The fat partition is to store data, well at least data that used by the application that nokia made, stuff like contact, backup, etc. Which make good sense, because in windows world, FAT is the best compatibility FS between all OSes. It make things a lots easier to move data around between Windows&Linux&n800.
Originally Posted by DCr33P View Post
The second interrogation mark in my head is the wear issue. Jffs2 uses wear leveling to harmonize the write cycles throughout the jffs2 partition. So if we have a 512 mb parition, we have to commit about 50tb of traffic (512 * 10^-6*100000) to reach the 100k cycles limit.
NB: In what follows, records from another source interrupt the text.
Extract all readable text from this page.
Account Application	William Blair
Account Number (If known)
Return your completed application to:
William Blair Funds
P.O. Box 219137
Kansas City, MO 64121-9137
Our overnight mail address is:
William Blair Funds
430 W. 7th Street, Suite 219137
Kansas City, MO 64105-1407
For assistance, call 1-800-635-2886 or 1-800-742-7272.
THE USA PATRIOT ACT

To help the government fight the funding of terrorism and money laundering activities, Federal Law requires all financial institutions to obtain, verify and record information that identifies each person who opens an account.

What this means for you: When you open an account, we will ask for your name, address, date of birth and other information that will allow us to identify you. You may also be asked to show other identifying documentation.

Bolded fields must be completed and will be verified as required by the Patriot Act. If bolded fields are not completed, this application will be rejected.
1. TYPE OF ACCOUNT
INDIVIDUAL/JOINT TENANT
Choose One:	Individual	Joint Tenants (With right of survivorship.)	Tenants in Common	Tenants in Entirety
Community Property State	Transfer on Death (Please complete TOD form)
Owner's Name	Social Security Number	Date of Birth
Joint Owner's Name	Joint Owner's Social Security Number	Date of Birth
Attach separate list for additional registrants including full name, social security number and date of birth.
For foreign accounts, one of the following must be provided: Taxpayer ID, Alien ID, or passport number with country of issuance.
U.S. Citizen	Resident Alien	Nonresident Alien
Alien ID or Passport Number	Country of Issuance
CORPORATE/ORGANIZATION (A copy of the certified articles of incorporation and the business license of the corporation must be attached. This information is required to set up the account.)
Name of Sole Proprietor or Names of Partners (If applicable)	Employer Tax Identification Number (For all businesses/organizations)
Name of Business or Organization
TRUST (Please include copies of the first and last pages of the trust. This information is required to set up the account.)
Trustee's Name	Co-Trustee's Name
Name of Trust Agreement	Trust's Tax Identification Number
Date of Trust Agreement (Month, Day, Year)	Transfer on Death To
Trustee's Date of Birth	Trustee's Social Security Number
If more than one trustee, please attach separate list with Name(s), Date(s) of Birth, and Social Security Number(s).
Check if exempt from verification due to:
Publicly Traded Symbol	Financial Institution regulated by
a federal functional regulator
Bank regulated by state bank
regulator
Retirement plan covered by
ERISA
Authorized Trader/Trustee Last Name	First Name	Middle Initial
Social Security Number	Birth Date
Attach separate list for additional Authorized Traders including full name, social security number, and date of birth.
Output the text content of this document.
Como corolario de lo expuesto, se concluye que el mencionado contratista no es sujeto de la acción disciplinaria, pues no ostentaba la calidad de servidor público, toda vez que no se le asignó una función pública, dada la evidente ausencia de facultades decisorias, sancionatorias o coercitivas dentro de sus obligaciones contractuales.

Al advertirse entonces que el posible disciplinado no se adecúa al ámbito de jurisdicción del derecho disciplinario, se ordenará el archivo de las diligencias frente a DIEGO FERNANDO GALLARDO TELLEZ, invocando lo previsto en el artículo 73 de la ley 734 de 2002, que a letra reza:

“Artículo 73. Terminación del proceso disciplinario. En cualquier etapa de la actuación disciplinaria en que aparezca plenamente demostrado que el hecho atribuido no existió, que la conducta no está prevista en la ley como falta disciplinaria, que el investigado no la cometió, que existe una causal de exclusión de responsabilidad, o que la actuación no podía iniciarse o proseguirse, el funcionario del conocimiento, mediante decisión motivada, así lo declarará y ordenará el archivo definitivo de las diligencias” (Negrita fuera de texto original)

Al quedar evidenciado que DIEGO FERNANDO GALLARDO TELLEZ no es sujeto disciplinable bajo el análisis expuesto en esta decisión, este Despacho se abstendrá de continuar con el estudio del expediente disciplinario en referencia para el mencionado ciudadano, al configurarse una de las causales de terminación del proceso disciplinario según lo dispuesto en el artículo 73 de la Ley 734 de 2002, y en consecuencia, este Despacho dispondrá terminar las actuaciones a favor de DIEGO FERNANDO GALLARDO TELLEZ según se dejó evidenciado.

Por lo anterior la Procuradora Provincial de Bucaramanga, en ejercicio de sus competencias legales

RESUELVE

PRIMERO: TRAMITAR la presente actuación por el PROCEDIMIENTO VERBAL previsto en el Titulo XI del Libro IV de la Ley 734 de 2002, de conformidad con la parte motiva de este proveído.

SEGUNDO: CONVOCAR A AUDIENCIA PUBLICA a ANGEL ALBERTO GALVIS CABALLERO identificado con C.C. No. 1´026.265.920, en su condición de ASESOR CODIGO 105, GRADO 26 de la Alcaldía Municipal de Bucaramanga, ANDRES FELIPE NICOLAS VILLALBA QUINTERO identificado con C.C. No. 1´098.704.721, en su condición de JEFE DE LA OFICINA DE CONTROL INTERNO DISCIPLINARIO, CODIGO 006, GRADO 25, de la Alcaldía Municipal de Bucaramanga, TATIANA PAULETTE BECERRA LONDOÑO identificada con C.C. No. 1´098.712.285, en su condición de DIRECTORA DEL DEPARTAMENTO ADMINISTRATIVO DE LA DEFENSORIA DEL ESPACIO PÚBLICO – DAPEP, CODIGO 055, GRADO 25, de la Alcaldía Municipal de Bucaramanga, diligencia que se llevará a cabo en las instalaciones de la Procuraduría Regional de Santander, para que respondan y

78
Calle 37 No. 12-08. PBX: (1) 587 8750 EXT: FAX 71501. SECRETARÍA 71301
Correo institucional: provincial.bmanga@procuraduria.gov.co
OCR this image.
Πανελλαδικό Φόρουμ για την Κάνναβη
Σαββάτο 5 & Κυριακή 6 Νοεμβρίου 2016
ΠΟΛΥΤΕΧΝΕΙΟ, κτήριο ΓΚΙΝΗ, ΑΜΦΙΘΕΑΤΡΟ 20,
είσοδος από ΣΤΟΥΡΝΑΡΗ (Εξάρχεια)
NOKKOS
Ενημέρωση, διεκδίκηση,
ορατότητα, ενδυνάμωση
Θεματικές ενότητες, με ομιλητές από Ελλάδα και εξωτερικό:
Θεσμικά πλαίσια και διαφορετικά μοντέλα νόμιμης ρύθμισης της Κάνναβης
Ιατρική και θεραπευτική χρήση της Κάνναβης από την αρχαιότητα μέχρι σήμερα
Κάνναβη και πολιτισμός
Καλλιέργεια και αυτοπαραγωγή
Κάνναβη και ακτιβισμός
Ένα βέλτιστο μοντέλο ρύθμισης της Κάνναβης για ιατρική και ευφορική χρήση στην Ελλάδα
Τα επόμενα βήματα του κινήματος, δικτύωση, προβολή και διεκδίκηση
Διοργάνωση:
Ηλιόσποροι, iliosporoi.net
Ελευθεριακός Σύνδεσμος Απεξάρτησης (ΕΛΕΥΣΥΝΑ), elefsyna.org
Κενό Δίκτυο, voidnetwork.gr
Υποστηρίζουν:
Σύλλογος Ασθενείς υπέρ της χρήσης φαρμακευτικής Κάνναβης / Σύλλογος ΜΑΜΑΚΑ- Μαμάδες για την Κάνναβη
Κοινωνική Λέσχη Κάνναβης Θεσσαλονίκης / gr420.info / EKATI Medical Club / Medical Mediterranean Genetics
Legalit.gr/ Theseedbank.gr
By the time we reach this amount there should be Nokia Internet Tablet OS 2280, so that's not a problem.
Well, there is no way to predict when the flash will fail or how many write it will take. So, moving the written part to the SD card is better because it's replacable regardless of when or how it fails.
Originally Posted by DCr33P View Post
But what about ext2? If we are unlucky, we can wear out some specific blocks in a few months and had to suffer from read errors. Does the SD Controller have error correction? 2bit errors in one word (does not matter that much wich size, imho) are unlikely and 1bit errors can be corrected easily... Hmmm.. just some thoughts on it.
well, if you like you don't have to use ext2 as a rootfs, you can still use jffs2. The problem is that jffs2 is compressed fs therefore, overhead. You could also make it use other fs also, like ext3 or jfs, but you will have to compile the kernel yourself. The kernel&loader are store on flash, and those things are read-only. The root can be store anywhere.